A segura direção cênica de William Pereira, em consonância com o talento da cenógrafa Giorgia Massetani, inventam uma Cartago que oscila entre o realismo dos panoramas em moda no Brasil ao longo do século XIX (época em que o estilo barroco é redescoberto) e a arte contemporânea. Ligiana Costa situa a artista plástica Regina Silveira como influência importante da montagem. Efetivamente, os painéis de tecido representando secções de edifícios de influências greco-romanas, que são retirados à força, pelo corpo de baile, das molduras que os enquadram, quando Eneas abandona Dido e Cartago está prestes a ser destruída, remetem à desconstrução da tradição levada a efeito por Silveira (vide uma de suas mais recentes obras, Cascata, que em 2020 reproduziu, nas paredes do paulistano Paço das Artes, dezenas de cópias das janelas daquele edifício, desmontando-as e as distorcendo, de modo a colocar em debate o papel que desempenham na sociedade as janelas reais ou virtuais). 

Marília Vargas, Johnny França e María Cristina Kiehr 

O flerte entre a recuperação realista da tradição e a desconstrução que é a tônica da contemporaneidade ocorre, na encenação paulistana de Dido e Eneas, também no âmbito dos figurinos de Olintho Malaquias, que faz convergir túnicas de influências greco-romanas, as quais calcam a ópera nos arredores do momento histórico em que escreveu Virgílio, com estampas camufladas associadas contemporaneamente ao exército. As moças em flor do séquito de Dido (membros do belíssimo coro que foi um dos principais êxitos desta montagem, dirigido com qualidade por Marília Vargas, a quem também cabe na encenação o papel de Belinda, irmã de Dido) trajam fluidas túnicas brancas. Enquanto isso, Eneas e seu exército usam vestes militares. Encenam-se igualmente aqui, como se antevê, os papéis sociais desempenhados historicamente por homens e mulheres. Entre uns e outros estão a Bruxa e o seu séquito (cujas fantasmagorias determinarão o descaminho de Eneas, a morte de Dido e a destruição de Cartago), que vestem negro e são contornados por uma iluminação calcada nas sombras. 

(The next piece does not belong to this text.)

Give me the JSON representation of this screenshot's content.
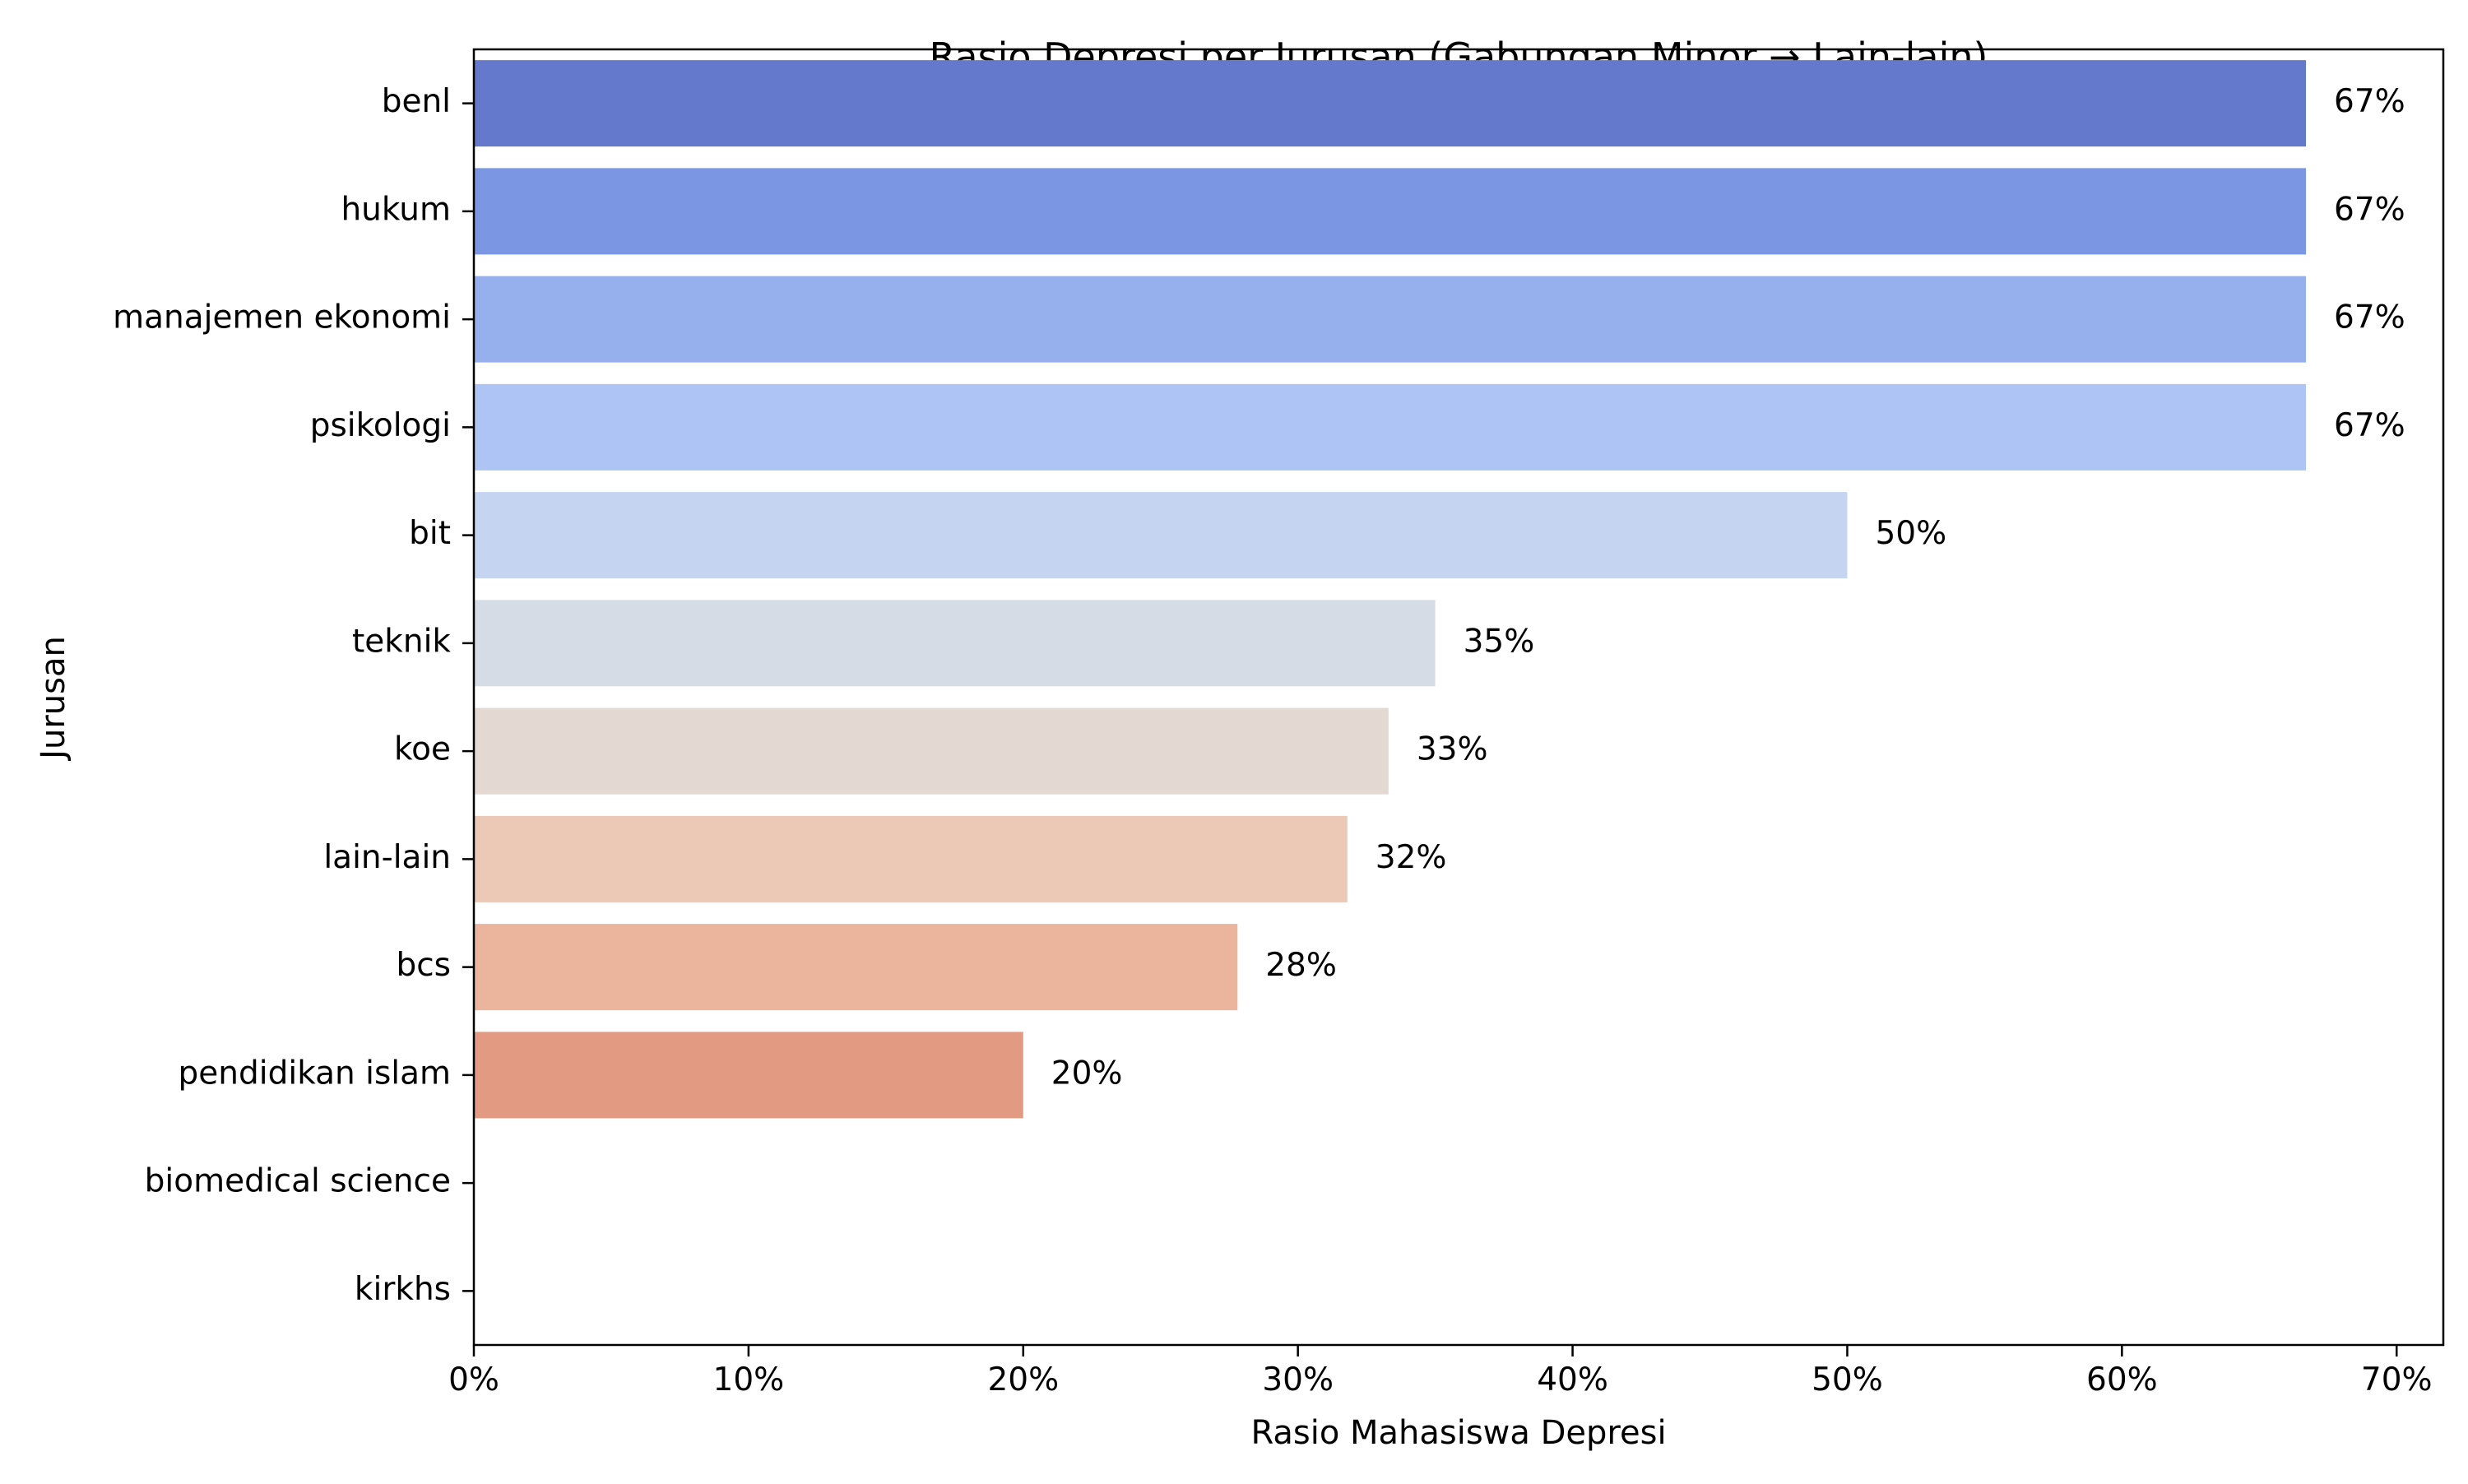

Figurino, cenografia e encenação remetem à tradição barroca, feita da ambivalência de luzes e sombras. Isto se dá igualmente no que concerne à prodigiosa iluminação de Caetano Vilela, que, se tinge de rubro a bruxa e a sua coorte, torna Dido etérea ao coá-la por uma luz translúcida, dando transcendência à sua morte. 
Por meio da regência do admirável Luís Otávio Santos (que também se divide entre a execução do cravo e do violino), um dos mais importantes artistas voltados à interpretação historicamente informada do estilo barroco no Brasil, o Theatro São Pedro faz emergir os resultados das pesquisas dessa tradição levadas à cabo nas últimas décadas, sem abrir mão da reinvenção.